3

3

Измена части запорожцев делу русской национальной обороны, погубившая Сечь, имела, как уже сказано, известное влияние на окончательное решение Карла. Следует сказать, что сначала Мазепа говорил королю, чтобы он не шел к Полтаве и не брал Полтаву. Он говорил как бы от имени запорожцев и убеждал короля, что Запорожье будет обеспокоено, если шведы войдут в Полтаву, которую они, казаки, считают своей. А потом вдруг те же запорожцы стали настоятельно просить короля поскорее взять город. Шведские летописцы похода даже с некоторым удивлением отметили эту странную непоследовательность. Но на самом деле особой загадочности в этом нет. Ведь в обоих случаях высказывались пожелания не запорожцев, а Мазепы, объяснявшегося с королем от имени запорожцев. И, как всегда, когда речь идет о поступках или заявлениях Мазепы, ключом к разрешению всех этих мнимых загадочностей является личный интерес "старого гетмана", "доброго старика", как его называет свидетель Адлерфельд (сам гораздо более «добрый», чем проницательный). Дело в том, что сначала, когда Мазепа еще не утратил веры ни в переход вслед за ним всей Украины на сторону Карла XII, ни в шведскую конечную победу над Россией, он не имел оснований желать, чтобы Полтава, которая могла бы заменить сгоревшую столицу Гетманщины Батурин, попала в бесцеремонные хозяйские руки шведских голодных солдат. И тогда он определенно не хотел пускать Карла к Полтаве и говорил, что это может отпугнуть запорожцев. А затем, когда он увидел, что Шереметев уже подошел к Полтаве, когда он оценил всю сложившуюся обстановку, тогда ему представилось, что шведы непременно должны загородить собою продвижение русских войск к Днепру и спасти запорожцев от неминуемой гибели, потому что «Косте» Гордиенко с русскими войсками уже никак не справиться. И тут, в этом вторичном пожелании, чтобы Карл осадил и взял Полтаву, Мазепа, несомненно, имел полное право выдавать это свое пожелание за просьбу запорожцев. Им тоже, конечно, представлялось гораздо более безопасным, если между шереметевской армией и запорожскими куренями будет такое надежное, как им казалось, средостение, как шведский король со своим войском.
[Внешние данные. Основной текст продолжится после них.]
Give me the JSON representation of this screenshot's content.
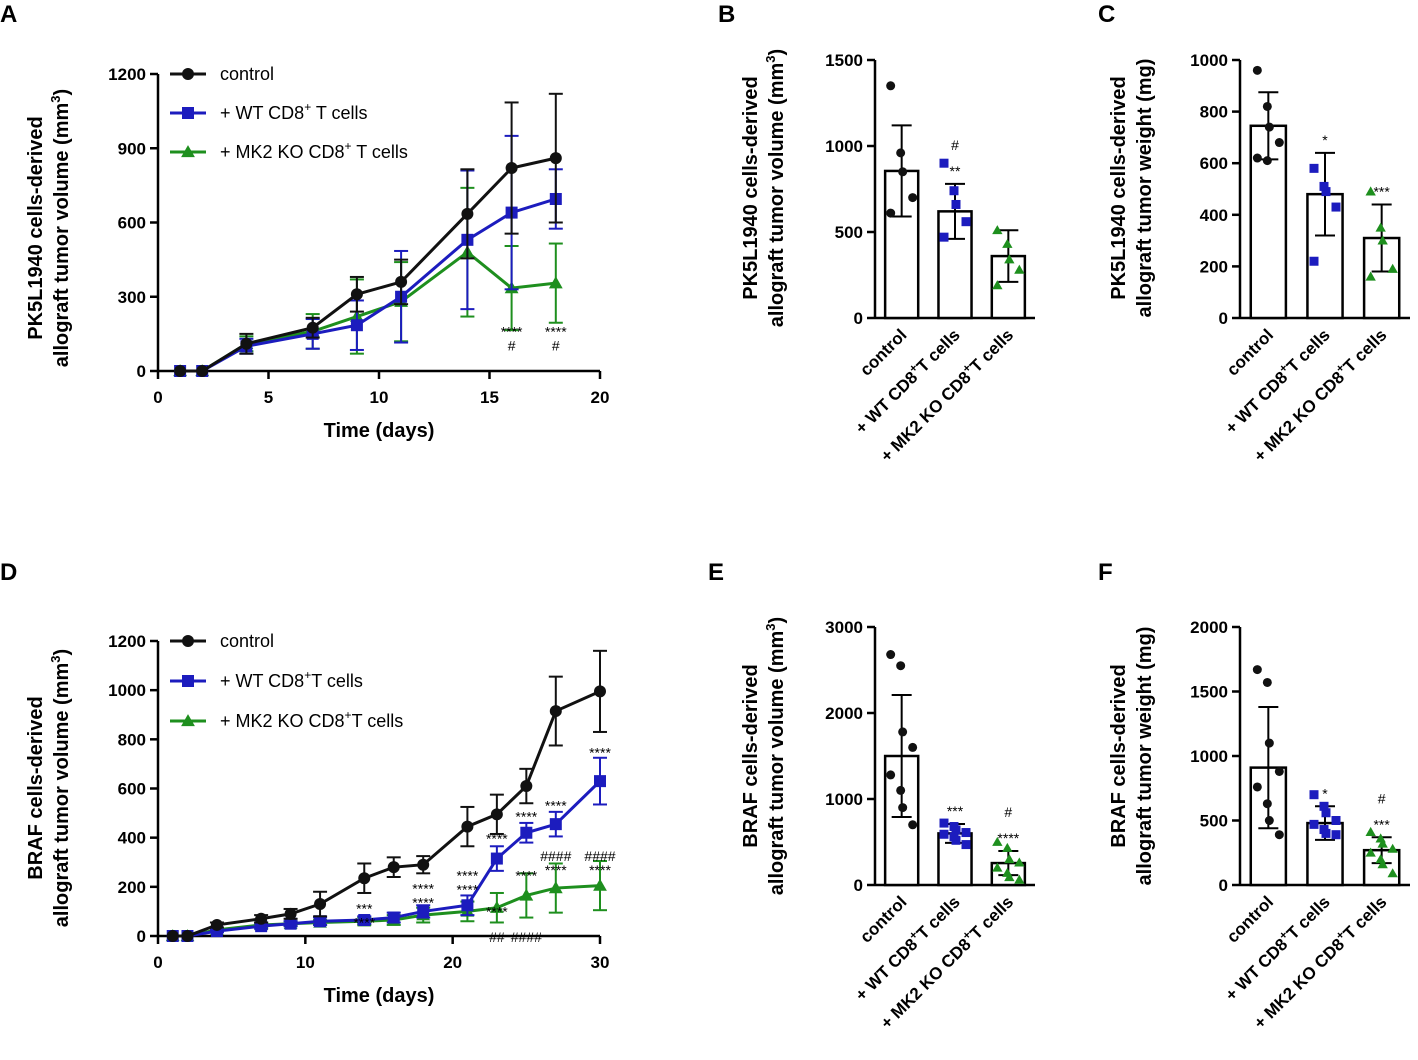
{
  "colors": {
    "control": "#111111",
    "wt": "#1c1cbe",
    "ko": "#1e8f1e"
  },
  "chart_data": [
    {
      "panel": "A",
      "type": "line",
      "xlabel": "Time (days)",
      "ylabel_line1": "PK5L1940 cells-derived",
      "ylabel_line2": "allograft tumor volume (mm",
      "ylabel_sup": "3",
      "ylabel_end": ")",
      "xlim": [
        0,
        20
      ],
      "ylim": [
        0,
        1200
      ],
      "xticks": [
        0,
        5,
        10,
        15,
        20
      ],
      "yticks": [
        0,
        300,
        600,
        900,
        1200
      ],
      "series": [
        {
          "name": "control",
          "name_sup": "",
          "name_end": "",
          "key": "control",
          "marker": "circle",
          "x": [
            1,
            2,
            4,
            7,
            9,
            11,
            14,
            16,
            18
          ],
          "y": [
            0,
            0,
            110,
            175,
            310,
            360,
            635,
            820,
            860
          ],
          "err": [
            0,
            0,
            40,
            40,
            70,
            90,
            180,
            265,
            260
          ]
        },
        {
          "name": "+ WT CD8",
          "name_sup": "+",
          "name_end": " T cells",
          "key": "wt",
          "marker": "square",
          "x": [
            1,
            2,
            4,
            7,
            9,
            11,
            14,
            16,
            18
          ],
          "y": [
            0,
            0,
            100,
            150,
            185,
            300,
            530,
            640,
            695
          ],
          "err": [
            0,
            0,
            30,
            60,
            100,
            185,
            280,
            310,
            120
          ]
        },
        {
          "name": "+ MK2 KO CD8",
          "name_sup": "+",
          "name_end": " T cells",
          "key": "ko",
          "marker": "triangle",
          "x": [
            1,
            2,
            4,
            7,
            9,
            11,
            14,
            16,
            18
          ],
          "y": [
            0,
            0,
            110,
            160,
            220,
            280,
            480,
            335,
            355
          ],
          "err": [
            0,
            0,
            30,
            70,
            150,
            160,
            260,
            170,
            160
          ]
        }
      ],
      "annotations": [
        {
          "x": 16,
          "y": 140,
          "lines": [
            "****",
            "#"
          ]
        },
        {
          "x": 18,
          "y": 140,
          "lines": [
            "****",
            "#"
          ]
        }
      ]
    },
    {
      "panel": "B",
      "type": "bar",
      "ylabel_line1": "PK5L1940 cells-derived",
      "ylabel_line2": "allograft tumor volume (mm",
      "ylabel_sup": "3",
      "ylabel_end": ")",
      "ylim": [
        0,
        1500
      ],
      "yticks": [
        0,
        500,
        1000,
        1500
      ],
      "categories": [
        {
          "a": "control",
          "sup": "",
          "b": ""
        },
        {
          "a": "+ WT CD8",
          "sup": "+",
          "b": "T cells"
        },
        {
          "a": "+ MK2 KO CD8",
          "sup": "+",
          "b": "T cells"
        }
      ],
      "keys": [
        "control",
        "wt",
        "ko"
      ],
      "values": [
        855,
        620,
        360
      ],
      "err": [
        265,
        160,
        150
      ],
      "points": [
        [
          1350,
          960,
          850,
          700,
          610
        ],
        [
          900,
          740,
          660,
          560,
          470
        ],
        [
          510,
          430,
          340,
          280,
          190
        ]
      ],
      "annotations": [
        [],
        [
          "#",
          "**"
        ],
        []
      ],
      "ann_index": 2
    },
    {
      "panel": "C",
      "type": "bar",
      "ylabel_line1": "PK5L1940 cells-derived",
      "ylabel_line2": "allograft tumor weight (mg)",
      "ylabel_sup": "",
      "ylabel_end": "",
      "ylim": [
        0,
        1000
      ],
      "yticks": [
        0,
        200,
        400,
        600,
        800,
        1000
      ],
      "categories": [
        {
          "a": "control",
          "sup": "",
          "b": ""
        },
        {
          "a": "+ WT CD8",
          "sup": "+",
          "b": "T cells"
        },
        {
          "a": "+ MK2 KO CD8",
          "sup": "+",
          "b": "T cells"
        }
      ],
      "keys": [
        "control",
        "wt",
        "ko"
      ],
      "values": [
        745,
        480,
        310
      ],
      "err": [
        130,
        160,
        130
      ],
      "points": [
        [
          960,
          820,
          740,
          680,
          620,
          610
        ],
        [
          580,
          510,
          490,
          430,
          220
        ],
        [
          490,
          350,
          300,
          190,
          160
        ]
      ],
      "annotations": [
        [],
        [
          "*"
        ],
        [
          "***"
        ]
      ]
    },
    {
      "panel": "D",
      "type": "line",
      "xlabel": "Time (days)",
      "ylabel_line1": "BRAF cells-derived",
      "ylabel_line2": "allograft tumor volume (mm",
      "ylabel_sup": "3",
      "ylabel_end": ")",
      "xlim": [
        0,
        30
      ],
      "ylim": [
        0,
        1200
      ],
      "xticks": [
        0,
        10,
        20,
        30
      ],
      "yticks": [
        0,
        200,
        400,
        600,
        800,
        1000,
        1200
      ],
      "series": [
        {
          "name": "control",
          "name_sup": "",
          "name_end": "",
          "key": "control",
          "marker": "circle",
          "x": [
            1,
            2,
            4,
            7,
            9,
            11,
            14,
            16,
            18,
            21,
            23,
            25,
            27,
            30
          ],
          "y": [
            0,
            0,
            45,
            70,
            90,
            130,
            235,
            280,
            290,
            445,
            495,
            610,
            915,
            995
          ],
          "err": [
            0,
            0,
            10,
            15,
            20,
            50,
            60,
            40,
            35,
            80,
            80,
            70,
            140,
            165
          ]
        },
        {
          "name": "+ WT CD8",
          "name_sup": "+",
          "name_end": "T cells",
          "key": "wt",
          "marker": "square",
          "x": [
            1,
            2,
            4,
            7,
            9,
            11,
            14,
            16,
            18,
            21,
            23,
            25,
            27,
            30
          ],
          "y": [
            0,
            0,
            20,
            40,
            50,
            60,
            65,
            75,
            100,
            125,
            315,
            420,
            455,
            630
          ],
          "err": [
            0,
            0,
            5,
            10,
            10,
            15,
            15,
            20,
            25,
            40,
            50,
            40,
            50,
            95
          ]
        },
        {
          "name": "+ MK2 KO CD8",
          "name_sup": "+",
          "name_end": "T cells",
          "key": "ko",
          "marker": "triangle",
          "x": [
            1,
            2,
            4,
            7,
            9,
            11,
            14,
            16,
            18,
            21,
            23,
            25,
            27,
            30
          ],
          "y": [
            0,
            0,
            25,
            45,
            50,
            55,
            60,
            65,
            85,
            100,
            115,
            165,
            195,
            205
          ],
          "err": [
            0,
            0,
            5,
            10,
            10,
            10,
            15,
            20,
            30,
            40,
            60,
            90,
            100,
            100
          ]
        }
      ],
      "annotations": [
        {
          "x": 14,
          "y": 92,
          "lines": [
            "***",
            "****"
          ]
        },
        {
          "x": 18,
          "y": 172,
          "lines": [
            "****",
            "****"
          ]
        },
        {
          "x": 21,
          "y": 226,
          "lines": [
            "****",
            "****"
          ]
        },
        {
          "x": 23,
          "y": 80,
          "lines": [
            "****"
          ]
        },
        {
          "x": 23,
          "y": 376,
          "lines": [
            "****"
          ]
        },
        {
          "x": 23,
          "y": -25,
          "lines": [
            "##"
          ]
        },
        {
          "x": 25,
          "y": 226,
          "lines": [
            "****"
          ]
        },
        {
          "x": 25,
          "y": 466,
          "lines": [
            "****"
          ]
        },
        {
          "x": 25,
          "y": -25,
          "lines": [
            "####"
          ]
        },
        {
          "x": 27,
          "y": 305,
          "lines": [
            "####",
            "****"
          ]
        },
        {
          "x": 27,
          "y": 510,
          "lines": [
            "****"
          ]
        },
        {
          "x": 30,
          "y": 305,
          "lines": [
            "####",
            "****"
          ]
        },
        {
          "x": 30,
          "y": 726,
          "lines": [
            "****"
          ]
        }
      ]
    },
    {
      "panel": "E",
      "type": "bar",
      "ylabel_line1": "BRAF cells-derived",
      "ylabel_line2": "allograft tumor volume (mm",
      "ylabel_sup": "3",
      "ylabel_end": ")",
      "ylim": [
        0,
        3000
      ],
      "yticks": [
        0,
        1000,
        2000,
        3000
      ],
      "categories": [
        {
          "a": "control",
          "sup": "",
          "b": ""
        },
        {
          "a": "+ WT CD8",
          "sup": "+",
          "b": "T cells"
        },
        {
          "a": "+ MK2 KO CD8",
          "sup": "+",
          "b": "T cells"
        }
      ],
      "keys": [
        "control",
        "wt",
        "ko"
      ],
      "values": [
        1500,
        600,
        255
      ],
      "err": [
        710,
        110,
        140
      ],
      "points": [
        [
          2680,
          2550,
          1780,
          1600,
          1280,
          1100,
          900,
          700
        ],
        [
          720,
          680,
          640,
          610,
          590,
          560,
          520,
          470
        ],
        [
          500,
          430,
          300,
          260,
          200,
          140,
          90,
          60
        ]
      ],
      "annotations": [
        [],
        [
          "***"
        ],
        [
          "#",
          "****"
        ]
      ]
    },
    {
      "panel": "F",
      "type": "bar",
      "ylabel_line1": "BRAF cells-derived",
      "ylabel_line2": "allograft tumor weight (mg)",
      "ylabel_sup": "",
      "ylabel_end": "",
      "ylim": [
        0,
        2000
      ],
      "yticks": [
        0,
        500,
        1000,
        1500,
        2000
      ],
      "categories": [
        {
          "a": "control",
          "sup": "",
          "b": ""
        },
        {
          "a": "+ WT CD8",
          "sup": "+",
          "b": "T cells"
        },
        {
          "a": "+ MK2 KO CD8",
          "sup": "+",
          "b": "T cells"
        }
      ],
      "keys": [
        "control",
        "wt",
        "ko"
      ],
      "values": [
        910,
        480,
        270
      ],
      "err": [
        470,
        130,
        100
      ],
      "points": [
        [
          1670,
          1570,
          1100,
          880,
          760,
          630,
          500,
          390
        ],
        [
          700,
          610,
          560,
          500,
          470,
          430,
          400,
          390
        ],
        [
          410,
          360,
          320,
          280,
          250,
          200,
          160,
          90
        ]
      ],
      "annotations": [
        [],
        [
          "*"
        ],
        [
          "#",
          "***"
        ]
      ]
    }
  ]
}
Так или иначе, решение короля было принято бесповоротно. Он подошел к Полтаве, а раз подойдя, он уже считал порухой своей чести отступить, не взяв города. Его окружение знало, что те, сравнительно еще не такие частые в военной карьере Карла XII, неудачи, которые больше всего приносили вреда шведской армии, происходили обыкновенно именно вследствие этой характерной манеры короля: приковывать к ногам своим тяжелые гири, ставя перед собой цель, отказаться от которой ему ни за что не хочется и которая путает все расчеты. Так, он после занятия Гродно в 1706 г. потерял месяцы, погубил много людей, гоняясь за уходившей на Волынь русской армией, так и не догнав ее и не имея возможности ее истребить или взять в плен, даже если бы он ее и догнал. Так было с Веприком, у которого он положил большой отряд и несколько десятков ценнейших боевых офицеров и который вовсе не стоил таких усилий и таких безмерных жертв. Так было и раньше, в 1704 г., когда он навязал себе на шею Станислава Лещинского, которого уже современники Карла называли тяжелым жерновом, висящим на шведском короле.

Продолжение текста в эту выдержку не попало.